Największą przegraną Essential jest jednak nie cena pierwszego smartfona firmy czy jego niedociągnięcia w konstrukcji aparatu, tylko system dystrybucji. Sprzedaż PH-1 poszła tak źle między innymi dlatego, że nie mogły go na czas dostać nawet osoby, które zamówiły sprzęt w przedsprzedaży.

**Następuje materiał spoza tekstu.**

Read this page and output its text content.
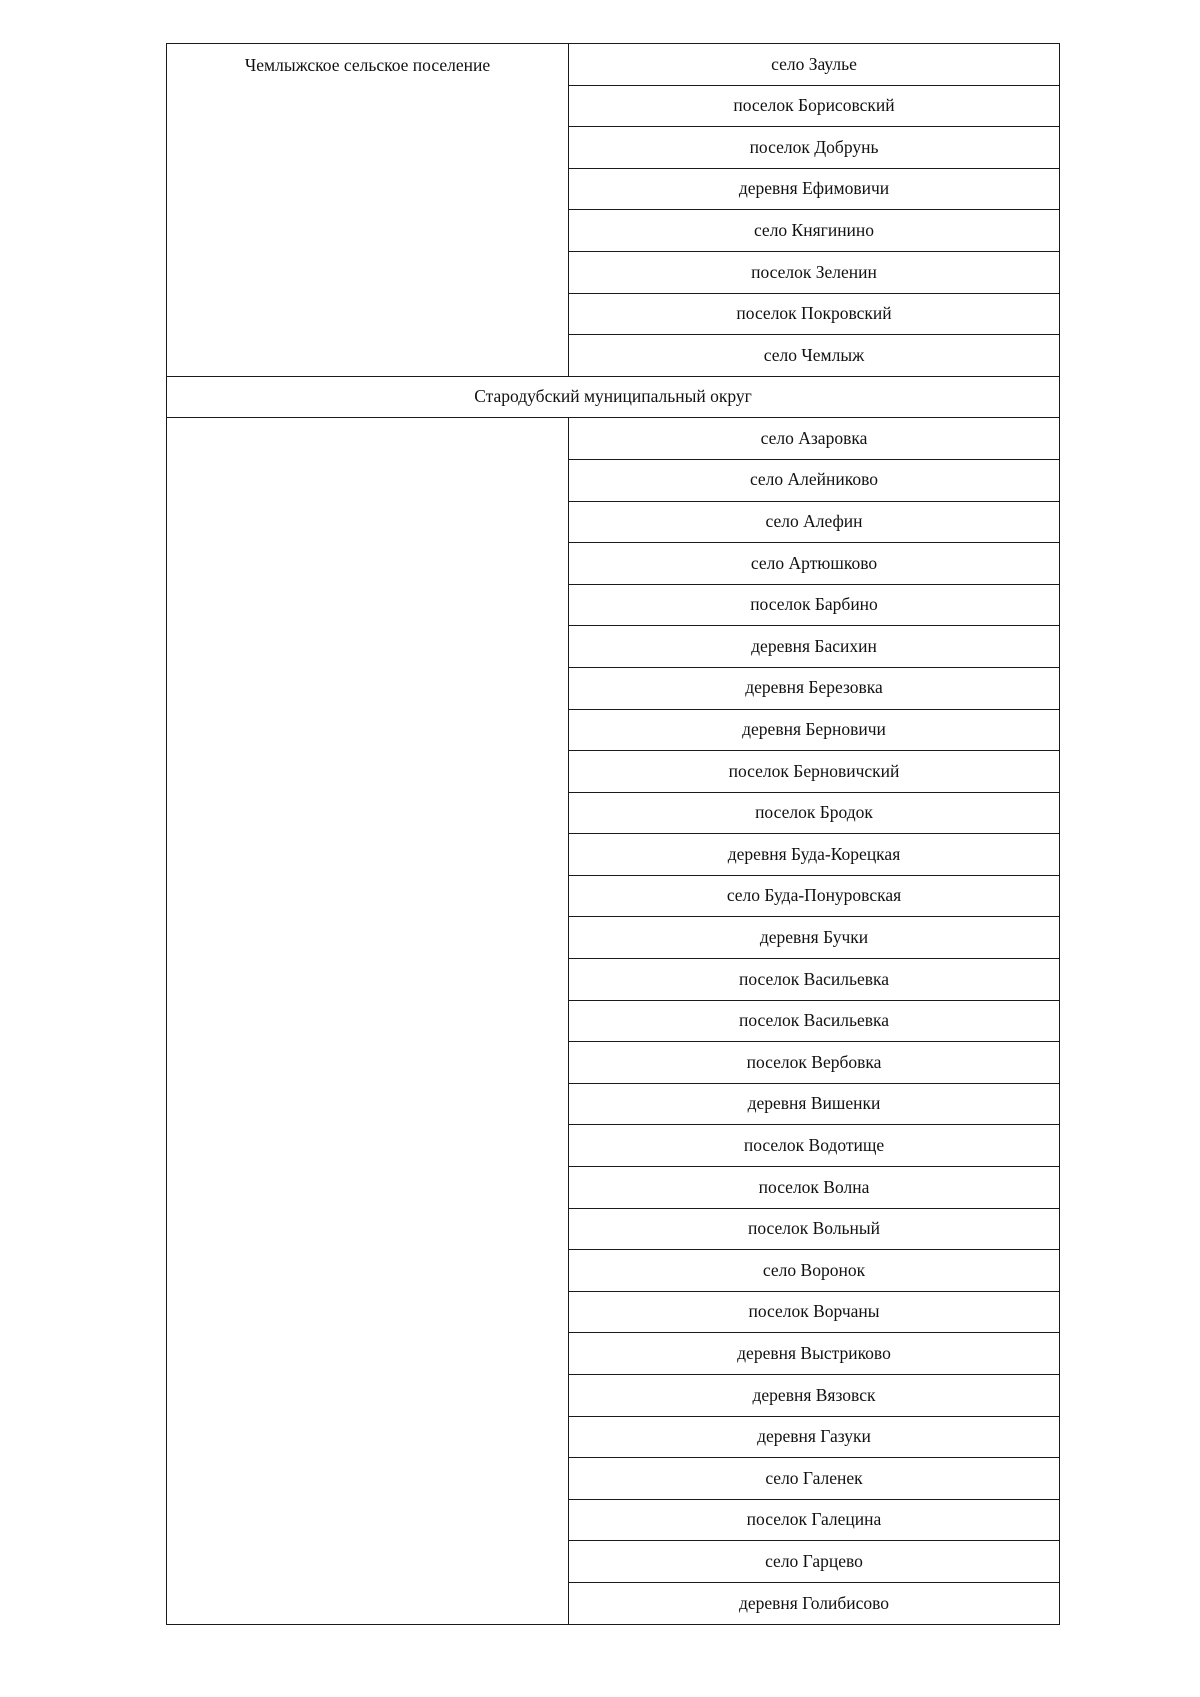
Чемлыжское сельское поселение	село Заулье
	поселок Борисовский
	поселок Добрунь
	деревня Ефимовичи
	село Княгинино
	поселок Зеленин
	поселок Покровский
	село Чемлыж
Стародубский муниципальный округ	

	село Азаровка
	село Алейниково
	село Алефин
	село Артюшково
	поселок Барбино
	деревня Басихин
	деревня Березовка
	деревня Берновичи
	поселок Берновичский
	поселок Бродок
	деревня Буда-Корецкая
	село Буда-Понуровская
	деревня Бучки
	поселок Васильевка
	поселок Васильевка
	поселок Вербовка
	деревня Вишенки
	поселок Водотище
	поселок Волна
	поселок Вольный
	село Воронок
	поселок Ворчаны
	деревня Выстриково
	деревня Вязовск
	деревня Газуки
	село Галенек
	поселок Галецина
	село Гарцево
	деревня Голибисово
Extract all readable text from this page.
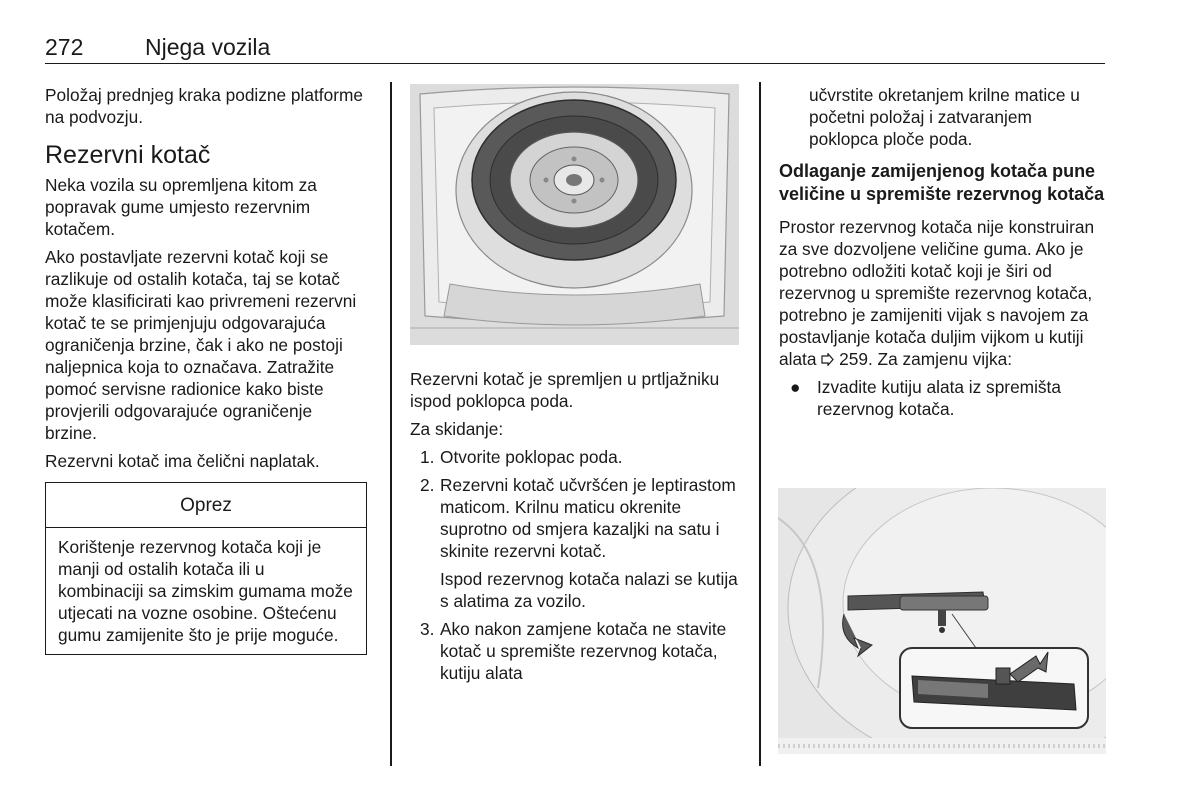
272	Njega vozila

Položaj prednjeg kraka podizne platforme na podvozju.

Rezervni kotač

Neka vozila su opremljena kitom za popravak gume umjesto rezervnim kotačem.

Ako postavljate rezervni kotač koji se razlikuje od ostalih kotača, taj se kotač može klasificirati kao privremeni rezervni kotač te se primjenjuju odgovarajuća ograničenja brzine, čak i ako ne postoji naljepnica koja to označava. Zatražite pomoć servisne radionice kako biste provjerili odgovarajuće ograničenje brzine.

Rezervni kotač ima čelični naplatak.

Oprez
Korištenje rezervnog kotača koji je manji od ostalih kotača ili u kombinaciji sa zimskim gumama može utjecati na vozne osobine. Oštećenu gumu zamijenite što je prije moguće.

Rezervni kotač je spremljen u prtljažniku ispod poklopca poda.

Za skidanje:

1. Otvorite poklopac poda.

2. Rezervni kotač učvršćen je leptirastom maticom. Krilnu maticu okrenite suprotno od smjera kazaljki na satu i skinite rezervni kotač.

Ispod rezervnog kotača nalazi se kutija s alatima za vozilo.

3. Ako nakon zamjene kotača ne stavite kotač u spremište rezervnog kotača, kutiju alata

učvrstite okretanjem krilne matice u početni položaj i zatvaranjem poklopca ploče poda.

Odlaganje zamijenjenog kotača pune veličine u spremište rezervnog kotača

Prostor rezervnog kotača nije konstruiran za sve dozvoljene veličine guma. Ako je potrebno odložiti kotač koji je širi od rezervnog u spremište rezervnog kotača, potrebno je zamijeniti vijak s navojem za postavljanje kotača duljim vijkom u kutiji alata 259. Za zamjenu vijka:

● Izvadite kutiju alata iz spremišta rezervnog kotača.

Później też nie było różowo, gdy okazało się, że telefony mają problemy z przedostaniem się do sklepów. Sieć dystrybucji była niezwykle słaba. Tłum domagał się chleba i igrzysk, a Andy Rubin dzielił się z nim tylko obietnicami, które raz po raz okazywały się tylko pobożnymi życzeniami. Essential Phone stał się smartfonem dostępnym tylko u jednego operatora telefonii komórkowej w Stanach Zjednoczonych. Urządzenie miało trafić do Europy, ale to wciąż pieśń przyszłości.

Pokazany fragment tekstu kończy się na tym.